NEW DELHI (Reuters) - Anil Kumble’s departure as head coach despite a successful year at the helm will be regarded as a triumph for player power in Indian cricket, according to several former captains.
The country’s board took a gamble last June when they put their trust in former captain Kumble, who had no real coaching experience and was not even on the original list of candidates.
The former spinner, however, forged a productive partnership with skipper Virat Kohli as India recorded 12 victories in 17 test matches and reached the final of the Champions Trophy.
But the cracks that were forming beneath the surface of their seemingly harmonious association were becoming more visible as his tenure progressed.
Kumble, whose original contract expired at the end of the Champions Trophy on Sunday but was extended to oversee the team’s tour of West Indies this month, stepped down on Tuesday, citing a breakdown in relations with his skipper.
“...it was apparent that the partnership was untenable, and I therefore believe it is best for me to move on,” the 46-year-old Kumble wrote in a Twitter message posted on Tuesday.
Kumble, who is India’s highest test wicket-taker, added that he was surprised by Kohli’s reservations over his style of coaching.
“I see the coach’s role akin to ‘holding a mirror’ to drive self-improvement in the team’s interest,” wrote Kumble, who may not be as expressive as Kohli but is perceived as equally assertive.

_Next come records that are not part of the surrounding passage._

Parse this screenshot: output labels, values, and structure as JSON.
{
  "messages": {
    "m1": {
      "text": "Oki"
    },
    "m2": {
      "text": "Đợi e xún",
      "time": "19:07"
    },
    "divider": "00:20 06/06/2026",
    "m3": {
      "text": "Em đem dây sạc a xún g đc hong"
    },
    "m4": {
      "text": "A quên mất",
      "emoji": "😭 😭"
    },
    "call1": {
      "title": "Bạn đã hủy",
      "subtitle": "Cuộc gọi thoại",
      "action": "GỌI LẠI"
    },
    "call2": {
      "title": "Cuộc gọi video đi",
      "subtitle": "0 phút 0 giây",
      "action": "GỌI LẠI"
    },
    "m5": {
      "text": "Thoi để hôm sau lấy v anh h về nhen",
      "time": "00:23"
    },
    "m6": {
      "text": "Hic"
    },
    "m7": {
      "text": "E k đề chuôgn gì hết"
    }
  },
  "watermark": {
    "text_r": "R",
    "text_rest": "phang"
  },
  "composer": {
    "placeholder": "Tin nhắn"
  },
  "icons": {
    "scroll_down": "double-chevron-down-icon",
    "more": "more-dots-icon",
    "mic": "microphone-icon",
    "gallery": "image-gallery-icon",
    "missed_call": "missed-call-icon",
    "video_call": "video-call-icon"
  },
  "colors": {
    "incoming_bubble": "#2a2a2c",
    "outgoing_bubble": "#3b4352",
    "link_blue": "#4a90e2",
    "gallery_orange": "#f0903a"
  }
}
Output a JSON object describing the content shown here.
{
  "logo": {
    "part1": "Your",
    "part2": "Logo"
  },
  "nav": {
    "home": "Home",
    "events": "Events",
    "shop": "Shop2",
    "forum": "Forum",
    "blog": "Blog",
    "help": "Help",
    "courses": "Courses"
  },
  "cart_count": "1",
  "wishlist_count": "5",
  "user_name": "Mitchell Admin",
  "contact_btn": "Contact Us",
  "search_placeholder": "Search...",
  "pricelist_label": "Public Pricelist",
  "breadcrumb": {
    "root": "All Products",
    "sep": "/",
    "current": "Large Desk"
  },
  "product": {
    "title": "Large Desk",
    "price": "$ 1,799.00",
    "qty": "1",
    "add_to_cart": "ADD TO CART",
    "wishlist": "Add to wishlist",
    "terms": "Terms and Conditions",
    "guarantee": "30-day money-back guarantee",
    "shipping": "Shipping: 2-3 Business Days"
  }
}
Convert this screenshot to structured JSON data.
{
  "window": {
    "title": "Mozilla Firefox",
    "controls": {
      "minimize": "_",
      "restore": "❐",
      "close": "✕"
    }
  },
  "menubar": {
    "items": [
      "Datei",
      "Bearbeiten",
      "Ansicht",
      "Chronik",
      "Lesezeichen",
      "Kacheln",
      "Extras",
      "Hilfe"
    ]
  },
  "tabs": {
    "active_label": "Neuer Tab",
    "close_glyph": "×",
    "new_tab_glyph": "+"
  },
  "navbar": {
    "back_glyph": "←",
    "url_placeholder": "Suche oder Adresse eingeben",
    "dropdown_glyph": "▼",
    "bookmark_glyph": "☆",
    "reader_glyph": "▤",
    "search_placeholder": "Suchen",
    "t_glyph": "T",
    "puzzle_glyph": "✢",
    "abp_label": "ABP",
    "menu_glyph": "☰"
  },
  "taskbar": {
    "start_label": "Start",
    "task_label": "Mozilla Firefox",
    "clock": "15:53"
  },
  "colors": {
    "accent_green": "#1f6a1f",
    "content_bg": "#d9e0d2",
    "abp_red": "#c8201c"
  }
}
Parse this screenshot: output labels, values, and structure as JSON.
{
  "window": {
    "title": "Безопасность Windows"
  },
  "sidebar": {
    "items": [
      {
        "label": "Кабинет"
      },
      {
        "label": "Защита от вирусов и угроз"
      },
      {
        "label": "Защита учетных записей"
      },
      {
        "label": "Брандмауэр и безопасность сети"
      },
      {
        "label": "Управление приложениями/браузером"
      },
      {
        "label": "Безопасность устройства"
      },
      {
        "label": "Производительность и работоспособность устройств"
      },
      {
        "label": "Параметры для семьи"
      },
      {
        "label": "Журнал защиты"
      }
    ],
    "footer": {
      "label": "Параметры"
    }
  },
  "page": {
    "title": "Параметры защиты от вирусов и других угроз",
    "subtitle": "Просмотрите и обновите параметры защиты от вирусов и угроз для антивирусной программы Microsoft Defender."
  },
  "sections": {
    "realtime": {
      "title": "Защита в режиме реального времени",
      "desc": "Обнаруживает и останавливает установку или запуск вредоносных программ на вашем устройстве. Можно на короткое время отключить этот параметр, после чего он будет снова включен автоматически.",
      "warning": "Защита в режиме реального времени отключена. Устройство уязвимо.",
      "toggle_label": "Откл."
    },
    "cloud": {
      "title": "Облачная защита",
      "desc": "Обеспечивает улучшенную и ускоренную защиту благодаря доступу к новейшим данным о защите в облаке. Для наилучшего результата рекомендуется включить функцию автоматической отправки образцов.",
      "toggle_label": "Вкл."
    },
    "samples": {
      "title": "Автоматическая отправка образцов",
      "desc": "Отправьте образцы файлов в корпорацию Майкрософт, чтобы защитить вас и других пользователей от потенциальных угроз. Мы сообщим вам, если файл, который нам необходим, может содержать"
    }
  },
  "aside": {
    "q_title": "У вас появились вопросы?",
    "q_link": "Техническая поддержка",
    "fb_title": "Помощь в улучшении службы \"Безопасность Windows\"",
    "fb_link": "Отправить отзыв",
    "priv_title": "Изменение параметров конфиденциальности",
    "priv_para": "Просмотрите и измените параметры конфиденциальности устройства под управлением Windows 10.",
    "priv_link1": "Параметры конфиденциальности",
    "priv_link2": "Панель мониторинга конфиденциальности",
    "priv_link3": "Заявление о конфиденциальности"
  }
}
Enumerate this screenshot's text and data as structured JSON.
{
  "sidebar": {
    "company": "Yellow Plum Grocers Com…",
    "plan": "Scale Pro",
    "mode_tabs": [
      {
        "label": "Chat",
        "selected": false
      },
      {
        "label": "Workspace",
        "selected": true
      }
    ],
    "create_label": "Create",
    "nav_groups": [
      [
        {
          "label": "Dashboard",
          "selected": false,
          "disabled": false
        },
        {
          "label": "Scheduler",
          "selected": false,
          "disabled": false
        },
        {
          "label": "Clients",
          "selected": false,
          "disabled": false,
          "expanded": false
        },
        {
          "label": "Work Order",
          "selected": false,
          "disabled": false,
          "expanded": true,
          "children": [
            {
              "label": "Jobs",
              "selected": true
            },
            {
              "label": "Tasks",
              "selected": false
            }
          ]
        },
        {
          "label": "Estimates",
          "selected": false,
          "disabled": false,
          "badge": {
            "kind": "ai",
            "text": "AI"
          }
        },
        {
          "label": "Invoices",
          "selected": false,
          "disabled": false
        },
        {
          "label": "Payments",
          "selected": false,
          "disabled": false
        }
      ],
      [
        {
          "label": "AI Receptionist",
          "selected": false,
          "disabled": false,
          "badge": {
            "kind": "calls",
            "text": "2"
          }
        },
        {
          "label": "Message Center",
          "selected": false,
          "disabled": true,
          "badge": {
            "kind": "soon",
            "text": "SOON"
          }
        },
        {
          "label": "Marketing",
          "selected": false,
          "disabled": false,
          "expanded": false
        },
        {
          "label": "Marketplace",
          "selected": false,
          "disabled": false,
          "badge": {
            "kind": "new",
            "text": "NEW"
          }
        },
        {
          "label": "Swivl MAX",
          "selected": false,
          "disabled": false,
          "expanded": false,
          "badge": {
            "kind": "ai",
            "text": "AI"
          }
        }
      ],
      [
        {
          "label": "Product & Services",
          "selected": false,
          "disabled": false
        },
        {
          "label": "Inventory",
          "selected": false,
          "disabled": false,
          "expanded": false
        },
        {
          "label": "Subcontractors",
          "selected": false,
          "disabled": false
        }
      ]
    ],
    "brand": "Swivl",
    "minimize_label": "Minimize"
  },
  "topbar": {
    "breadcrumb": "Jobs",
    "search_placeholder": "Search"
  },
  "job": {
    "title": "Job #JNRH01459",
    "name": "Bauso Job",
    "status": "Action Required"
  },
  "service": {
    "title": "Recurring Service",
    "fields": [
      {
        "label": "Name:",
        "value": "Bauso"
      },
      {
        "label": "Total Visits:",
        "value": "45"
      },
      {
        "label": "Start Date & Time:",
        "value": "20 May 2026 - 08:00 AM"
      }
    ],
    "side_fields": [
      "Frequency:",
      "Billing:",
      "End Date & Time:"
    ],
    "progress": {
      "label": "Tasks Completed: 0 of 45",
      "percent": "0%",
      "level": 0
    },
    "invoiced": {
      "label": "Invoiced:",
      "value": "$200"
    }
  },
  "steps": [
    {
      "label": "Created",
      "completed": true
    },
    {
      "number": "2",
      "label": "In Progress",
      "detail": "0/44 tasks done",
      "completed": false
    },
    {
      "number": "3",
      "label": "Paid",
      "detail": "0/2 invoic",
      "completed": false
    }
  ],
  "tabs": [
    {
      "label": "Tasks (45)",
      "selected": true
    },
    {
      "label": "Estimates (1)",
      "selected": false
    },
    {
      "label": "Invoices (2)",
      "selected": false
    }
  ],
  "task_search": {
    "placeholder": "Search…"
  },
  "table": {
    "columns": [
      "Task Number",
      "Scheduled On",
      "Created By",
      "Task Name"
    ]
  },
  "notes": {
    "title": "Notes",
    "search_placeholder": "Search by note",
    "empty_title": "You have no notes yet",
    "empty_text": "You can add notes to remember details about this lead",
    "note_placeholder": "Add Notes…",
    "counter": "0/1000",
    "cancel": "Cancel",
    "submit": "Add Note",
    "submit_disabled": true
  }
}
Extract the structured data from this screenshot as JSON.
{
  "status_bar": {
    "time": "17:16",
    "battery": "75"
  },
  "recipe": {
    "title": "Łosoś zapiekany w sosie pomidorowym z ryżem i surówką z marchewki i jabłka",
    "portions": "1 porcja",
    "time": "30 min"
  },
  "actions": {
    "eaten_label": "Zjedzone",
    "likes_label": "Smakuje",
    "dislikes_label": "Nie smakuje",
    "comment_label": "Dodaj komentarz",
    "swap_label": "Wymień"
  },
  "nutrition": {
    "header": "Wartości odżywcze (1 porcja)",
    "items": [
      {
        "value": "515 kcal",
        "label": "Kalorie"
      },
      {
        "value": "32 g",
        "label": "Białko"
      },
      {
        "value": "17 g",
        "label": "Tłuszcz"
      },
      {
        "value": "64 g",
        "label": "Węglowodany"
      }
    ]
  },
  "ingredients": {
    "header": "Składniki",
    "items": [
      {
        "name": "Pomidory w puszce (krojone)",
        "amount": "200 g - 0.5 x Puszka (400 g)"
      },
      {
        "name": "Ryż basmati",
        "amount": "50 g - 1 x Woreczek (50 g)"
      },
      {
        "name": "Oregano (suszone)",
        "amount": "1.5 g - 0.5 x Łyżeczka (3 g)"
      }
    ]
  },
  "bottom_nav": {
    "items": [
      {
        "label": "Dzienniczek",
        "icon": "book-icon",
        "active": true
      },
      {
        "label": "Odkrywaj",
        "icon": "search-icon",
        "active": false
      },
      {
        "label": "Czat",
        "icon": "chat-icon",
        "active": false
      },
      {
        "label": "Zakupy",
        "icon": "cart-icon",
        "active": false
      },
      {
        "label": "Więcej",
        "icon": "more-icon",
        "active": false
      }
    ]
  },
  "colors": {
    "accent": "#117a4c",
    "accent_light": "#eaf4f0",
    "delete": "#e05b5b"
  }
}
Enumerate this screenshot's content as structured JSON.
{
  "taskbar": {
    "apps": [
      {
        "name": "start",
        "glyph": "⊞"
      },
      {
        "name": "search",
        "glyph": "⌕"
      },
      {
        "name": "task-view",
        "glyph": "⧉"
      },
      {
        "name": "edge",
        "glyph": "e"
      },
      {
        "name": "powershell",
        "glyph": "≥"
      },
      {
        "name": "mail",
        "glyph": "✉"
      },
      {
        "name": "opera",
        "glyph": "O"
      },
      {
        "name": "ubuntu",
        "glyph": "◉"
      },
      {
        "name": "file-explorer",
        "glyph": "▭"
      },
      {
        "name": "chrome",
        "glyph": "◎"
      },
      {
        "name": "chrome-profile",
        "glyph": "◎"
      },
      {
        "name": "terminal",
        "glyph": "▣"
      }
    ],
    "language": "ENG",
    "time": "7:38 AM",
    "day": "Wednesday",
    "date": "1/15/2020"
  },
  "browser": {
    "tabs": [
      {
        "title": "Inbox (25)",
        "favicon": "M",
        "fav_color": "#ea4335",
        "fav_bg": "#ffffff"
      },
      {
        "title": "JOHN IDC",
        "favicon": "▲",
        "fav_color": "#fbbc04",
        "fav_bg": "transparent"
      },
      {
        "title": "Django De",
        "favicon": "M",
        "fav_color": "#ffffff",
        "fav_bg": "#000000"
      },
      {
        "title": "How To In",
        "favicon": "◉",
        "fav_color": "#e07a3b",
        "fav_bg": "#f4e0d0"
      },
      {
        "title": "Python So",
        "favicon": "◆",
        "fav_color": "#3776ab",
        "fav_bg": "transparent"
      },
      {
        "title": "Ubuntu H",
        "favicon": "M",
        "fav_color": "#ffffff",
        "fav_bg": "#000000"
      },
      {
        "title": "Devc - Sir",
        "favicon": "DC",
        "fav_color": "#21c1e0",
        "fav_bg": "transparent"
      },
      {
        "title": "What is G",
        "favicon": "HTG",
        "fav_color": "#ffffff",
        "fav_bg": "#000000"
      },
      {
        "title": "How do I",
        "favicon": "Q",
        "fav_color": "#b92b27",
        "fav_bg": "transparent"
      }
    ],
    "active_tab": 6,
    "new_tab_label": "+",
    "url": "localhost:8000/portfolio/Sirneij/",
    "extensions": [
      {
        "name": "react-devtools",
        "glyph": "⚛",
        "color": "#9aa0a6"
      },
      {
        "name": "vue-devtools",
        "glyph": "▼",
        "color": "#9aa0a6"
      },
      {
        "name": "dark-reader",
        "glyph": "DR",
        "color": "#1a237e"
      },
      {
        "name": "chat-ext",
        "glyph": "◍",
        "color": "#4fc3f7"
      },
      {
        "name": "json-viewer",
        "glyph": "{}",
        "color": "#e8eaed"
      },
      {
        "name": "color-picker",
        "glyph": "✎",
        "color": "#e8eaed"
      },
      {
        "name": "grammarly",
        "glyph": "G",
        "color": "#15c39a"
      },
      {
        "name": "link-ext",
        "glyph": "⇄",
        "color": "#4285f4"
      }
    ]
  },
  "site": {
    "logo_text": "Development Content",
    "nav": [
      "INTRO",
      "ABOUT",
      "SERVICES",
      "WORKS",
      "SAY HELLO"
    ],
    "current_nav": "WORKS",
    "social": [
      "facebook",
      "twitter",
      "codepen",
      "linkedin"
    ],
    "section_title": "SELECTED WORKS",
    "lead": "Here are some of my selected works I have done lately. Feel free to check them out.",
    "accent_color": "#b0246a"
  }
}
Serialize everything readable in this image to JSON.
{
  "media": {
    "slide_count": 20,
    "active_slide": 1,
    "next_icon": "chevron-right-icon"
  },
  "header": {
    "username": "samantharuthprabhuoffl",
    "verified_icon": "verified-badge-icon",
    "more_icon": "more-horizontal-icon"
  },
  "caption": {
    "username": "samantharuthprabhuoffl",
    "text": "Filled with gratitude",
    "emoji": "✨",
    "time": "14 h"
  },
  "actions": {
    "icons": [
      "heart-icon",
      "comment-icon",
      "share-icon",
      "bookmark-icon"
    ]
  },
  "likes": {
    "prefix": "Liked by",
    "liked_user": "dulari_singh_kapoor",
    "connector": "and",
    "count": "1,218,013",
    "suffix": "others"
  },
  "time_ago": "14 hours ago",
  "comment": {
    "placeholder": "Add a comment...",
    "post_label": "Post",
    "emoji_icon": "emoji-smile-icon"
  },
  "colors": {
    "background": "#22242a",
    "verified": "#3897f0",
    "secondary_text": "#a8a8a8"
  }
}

Former captain Sunil Gavaskar was critical of the circumstances that led to Kumble’s demise.
“So you want softies. You want somebody to just tell you, ‘ok boys, don’t practice today because you guys are not feeling well, ok take a holiday, go shopping’. You want that kind of a person,” Gavaskar told NDTV channel.
“If any of the players are complaining, I feel those players are the ones who should be left out of the team,” he added.
Since Greg Chappell’s tumultuous two-year tenure ended in 2007, successors such as John Wright, Gary Kirsten and Duncan Fletcher registered varied degrees of success with the team, confining themselves largely to the background.
Former skipper Bishan Singh Bedi said he was not surprised by Kumble’s decision as no self-respecting person could have carried on in such an environment.
“Gratitude has obviously been thrown out of window by whoever raising ‘revolt’...”, tweeted the spin great, calling it a loss for Indian cricket.
Gavaskar said the episode would send out the wrong message as the Indian board set about finding Kumble’s successor.
“This is sending a signal for the next coach -- either bow down to what the players want you to do, otherwise you, like one of India’s cricket legends Anil Kumble, will have to step down.”